The Monkees’ “Daily Nightly” introduced the rock world to the Moog

The Monkees’ “Daily Nightly” introduced the rock world to the Moog

In Hear This, A.V. Club writers sing the praises of songs they know well. This week: Our favorite songs featuring unusual instruments.

The Monkees, “Daily Nightly” (1967)

The Monkees always seemed to be at war with themselves over their prefabricated status and their desire to be a real band. Although they were brought together via a classified ad that was released 50 years ago last week— two actors, Micky Dolenz and Davy Jones, and two musicians, Peter Tork and Michael Nesmith—to star in a TV show, the four Monkees soon attempted to be a band for real. After an immediate hits-filled debut and a quickly turned-around second release, the band took command and played all the instruments on third album Headquarters, which also featured some songs written by Nesmith and Dolenz.

As an actor-turned-musician, Micky Dolenz was possibly the show’s biggest surprise, a fun comic player who also had a perfect, affecting, and effective rock voice, which often sounded even better when backed or paired with Nesmith’s twangy vocals or Jones’ teen-troubadour ones. Dolenz was also known for his short attention span; worn out from playing drum tracks on Headquarters, he gladly turned the percussion over to session players for the next release, the under-appreciated Pieces, Aquarius, Capricorn, & Jones Ltd. By then Dolenz had refocused his attention to experimental new instruments, like the Moog synthesizer. He owned the third Moog ever sold commercially; the first two went to Wendy Carlos and Buck Owens.

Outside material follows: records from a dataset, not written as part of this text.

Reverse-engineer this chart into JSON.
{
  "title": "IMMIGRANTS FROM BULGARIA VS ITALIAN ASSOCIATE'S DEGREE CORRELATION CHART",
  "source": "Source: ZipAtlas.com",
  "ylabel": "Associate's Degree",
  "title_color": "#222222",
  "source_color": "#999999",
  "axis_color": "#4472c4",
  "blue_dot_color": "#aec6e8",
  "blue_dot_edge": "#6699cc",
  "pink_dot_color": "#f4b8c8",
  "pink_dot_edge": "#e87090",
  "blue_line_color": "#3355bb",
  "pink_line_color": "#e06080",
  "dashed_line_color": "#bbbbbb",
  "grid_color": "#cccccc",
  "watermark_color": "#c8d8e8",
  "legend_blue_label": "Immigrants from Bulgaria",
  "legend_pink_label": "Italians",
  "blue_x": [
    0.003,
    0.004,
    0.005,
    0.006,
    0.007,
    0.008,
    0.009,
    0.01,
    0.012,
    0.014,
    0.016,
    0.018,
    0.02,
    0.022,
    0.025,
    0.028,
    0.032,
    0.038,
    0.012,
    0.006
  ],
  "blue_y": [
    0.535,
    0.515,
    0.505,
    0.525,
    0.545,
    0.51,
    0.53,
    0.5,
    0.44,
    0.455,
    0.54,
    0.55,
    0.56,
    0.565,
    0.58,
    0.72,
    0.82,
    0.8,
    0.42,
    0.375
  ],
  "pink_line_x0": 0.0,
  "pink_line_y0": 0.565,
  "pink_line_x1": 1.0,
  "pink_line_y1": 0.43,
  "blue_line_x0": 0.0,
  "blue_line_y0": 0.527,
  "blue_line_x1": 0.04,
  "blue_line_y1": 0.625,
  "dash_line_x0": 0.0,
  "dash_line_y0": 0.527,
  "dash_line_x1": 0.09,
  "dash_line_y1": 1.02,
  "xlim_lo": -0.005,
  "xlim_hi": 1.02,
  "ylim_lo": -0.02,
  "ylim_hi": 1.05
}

For PAC&J, Nesmith had written a song inspired by the Sunset Strip “hippie riots,” in which young music lovers protested a constraining curfew. “Daily Nightly” is more poetic than anything else, with no chorus or bridge, and tumbling verses that feature lines like “a world that glitters glibly” at “the ones who’ve found the questions but no answers.” As with “The Girl I Knew Somewhere,” Nesmith turned the vocals on his own composition over to Dolenz, who had a higher register. Dolenz brought his Moog into the recording, kicking off the track with strange, space-age sounds that highlight the surreal feel of the song; in the video, his love-bead-wearing bandmates just sit around and watch Dolenz play with his favorite new musical toy.

“Daily Nightly” is widely considered the first use of the Moog on a rock recording, or at least the first one that most people heard, because it was broadcast on a national TV show. The Moog soon found its way onto albums like The Beatles’ Abbey Road, The Notorious Byrd Brothers by The Byrds, and Simon & Garfunkel’s Bookends. For The Monkees, the experimental track helped move them from their Pre-fab Four status into the latter, trippy part of the decade on an album that showed that they offered more musical resonance than reruns.